Alan Gauld, Senior Investment Director of Patria Private Equity Trust, said: “The big topic in private equity remains around M&A activity. Geopolitical uncertainty – notably tariff rhetoric in the US – dampened M&A activity materially this year, but in the second half of 2025 we started to see early positive signs again. Should these green shoots mark the beginning of a sustained period of stability for markets, 2026 could mark a turning point: a strong year for M&A, a healthy year for exits and distributions, and a welcome boost for the broader private equity industry and listed private equity trusts.
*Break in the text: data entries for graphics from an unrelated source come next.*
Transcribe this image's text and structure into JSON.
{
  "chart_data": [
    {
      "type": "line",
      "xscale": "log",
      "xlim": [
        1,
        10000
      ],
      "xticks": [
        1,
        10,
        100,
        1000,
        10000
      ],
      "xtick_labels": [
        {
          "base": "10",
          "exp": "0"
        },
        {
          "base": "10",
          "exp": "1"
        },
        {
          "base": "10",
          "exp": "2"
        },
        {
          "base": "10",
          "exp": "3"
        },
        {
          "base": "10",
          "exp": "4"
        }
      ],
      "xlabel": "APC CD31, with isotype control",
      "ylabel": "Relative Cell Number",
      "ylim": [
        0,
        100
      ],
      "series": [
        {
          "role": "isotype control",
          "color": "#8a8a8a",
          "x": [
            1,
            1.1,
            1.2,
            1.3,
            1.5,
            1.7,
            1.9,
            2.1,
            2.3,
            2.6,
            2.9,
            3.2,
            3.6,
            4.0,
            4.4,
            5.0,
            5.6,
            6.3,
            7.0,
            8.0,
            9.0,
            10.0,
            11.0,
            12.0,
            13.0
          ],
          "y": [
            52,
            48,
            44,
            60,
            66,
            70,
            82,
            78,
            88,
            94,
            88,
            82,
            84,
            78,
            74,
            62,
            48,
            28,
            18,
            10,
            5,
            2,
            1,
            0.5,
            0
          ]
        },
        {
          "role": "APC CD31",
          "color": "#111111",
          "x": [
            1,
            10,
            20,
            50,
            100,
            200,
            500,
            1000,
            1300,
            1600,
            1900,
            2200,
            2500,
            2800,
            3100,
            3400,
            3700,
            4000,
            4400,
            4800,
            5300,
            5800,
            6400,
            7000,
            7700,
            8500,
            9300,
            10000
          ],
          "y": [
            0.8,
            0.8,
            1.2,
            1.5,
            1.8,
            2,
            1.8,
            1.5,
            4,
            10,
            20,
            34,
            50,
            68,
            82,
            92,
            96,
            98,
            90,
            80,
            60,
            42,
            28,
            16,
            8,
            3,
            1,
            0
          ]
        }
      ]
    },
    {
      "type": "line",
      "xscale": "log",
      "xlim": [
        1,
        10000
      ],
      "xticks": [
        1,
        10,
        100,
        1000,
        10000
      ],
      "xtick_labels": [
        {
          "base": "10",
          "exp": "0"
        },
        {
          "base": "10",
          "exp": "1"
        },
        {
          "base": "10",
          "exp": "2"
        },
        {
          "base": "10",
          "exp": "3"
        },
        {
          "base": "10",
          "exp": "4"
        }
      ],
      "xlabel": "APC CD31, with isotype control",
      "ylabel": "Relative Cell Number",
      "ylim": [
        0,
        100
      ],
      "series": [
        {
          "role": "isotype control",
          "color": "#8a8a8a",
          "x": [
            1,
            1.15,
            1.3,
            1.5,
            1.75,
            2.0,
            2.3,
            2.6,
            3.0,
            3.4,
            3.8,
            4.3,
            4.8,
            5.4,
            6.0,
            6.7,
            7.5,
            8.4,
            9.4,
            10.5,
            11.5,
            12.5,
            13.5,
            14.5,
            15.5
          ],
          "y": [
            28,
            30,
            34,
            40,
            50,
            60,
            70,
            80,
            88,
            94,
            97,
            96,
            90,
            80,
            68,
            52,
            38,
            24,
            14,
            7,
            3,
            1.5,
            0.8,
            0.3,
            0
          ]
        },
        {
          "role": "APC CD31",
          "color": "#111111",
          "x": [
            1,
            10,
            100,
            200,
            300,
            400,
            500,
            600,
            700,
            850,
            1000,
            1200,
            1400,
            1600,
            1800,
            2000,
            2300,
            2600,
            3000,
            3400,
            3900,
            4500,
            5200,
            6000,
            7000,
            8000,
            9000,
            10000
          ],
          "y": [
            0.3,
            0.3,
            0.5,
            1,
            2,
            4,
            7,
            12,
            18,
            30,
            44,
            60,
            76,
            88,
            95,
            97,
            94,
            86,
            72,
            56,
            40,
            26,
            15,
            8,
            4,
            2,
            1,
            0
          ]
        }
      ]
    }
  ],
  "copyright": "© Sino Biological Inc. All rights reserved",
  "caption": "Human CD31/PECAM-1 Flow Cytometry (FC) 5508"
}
“We are keeping a close watch on core sectors that have had a tough time in the recent past, such as healthcare, where valuations in several areas appear more normalised now. Industrials will also be interesting given the increased spending in defence and the knock-on impact on other industrial sub-sectors. Generative AI is also transforming the technology and software landscape, with specialist knowledge now crucial to identifying those businesses that are innovating to avoid future obsolescence. Furthermore, many of the new ‘Gen AI native’ companies will emerge from the private markets in the coming years.”

Venture capital trusts

Dan Appleby, Chief Investment Officer of Blackfinch Asset Management & Ventures which manages Blackfinch Spring VCT, said: “2025 demonstrated that strong returns aren’t limited to US mega cap tech stocks, and I expect this broadening of performance to continue next year. Emerging markets and UK smaller companies – both publicly listed and within our thriving private markets – are likely to be key areas to watch as this trend develops.”

Flexible investment

Ian Rees, Co-Manager of Ruffer Investment Company, said: “The portfolio has navigated the shifting market environments of 2025 by staying true to our all-weather framework, selectively combining reliable protective assets with high-conviction growth opportunities.

“The portfolio capitalised on the rotation away from the US market at the start of the year, benefiting from allocations to more attractively valued equity markets. During the tariff-driven sell-off in spring, our protective assets, focused on both credit and equity markets, provided a strong defence when traditional safe havens such as bonds and the US dollar underperformed. In the subsequent rebound, the portfolio’s equity allocation participated in the rally, supported by our exposure to gold mining equities. Across each environment, the portfolio delivered positive returns, offering upside participation in rising markets while offsetting risk during periods of volatility.”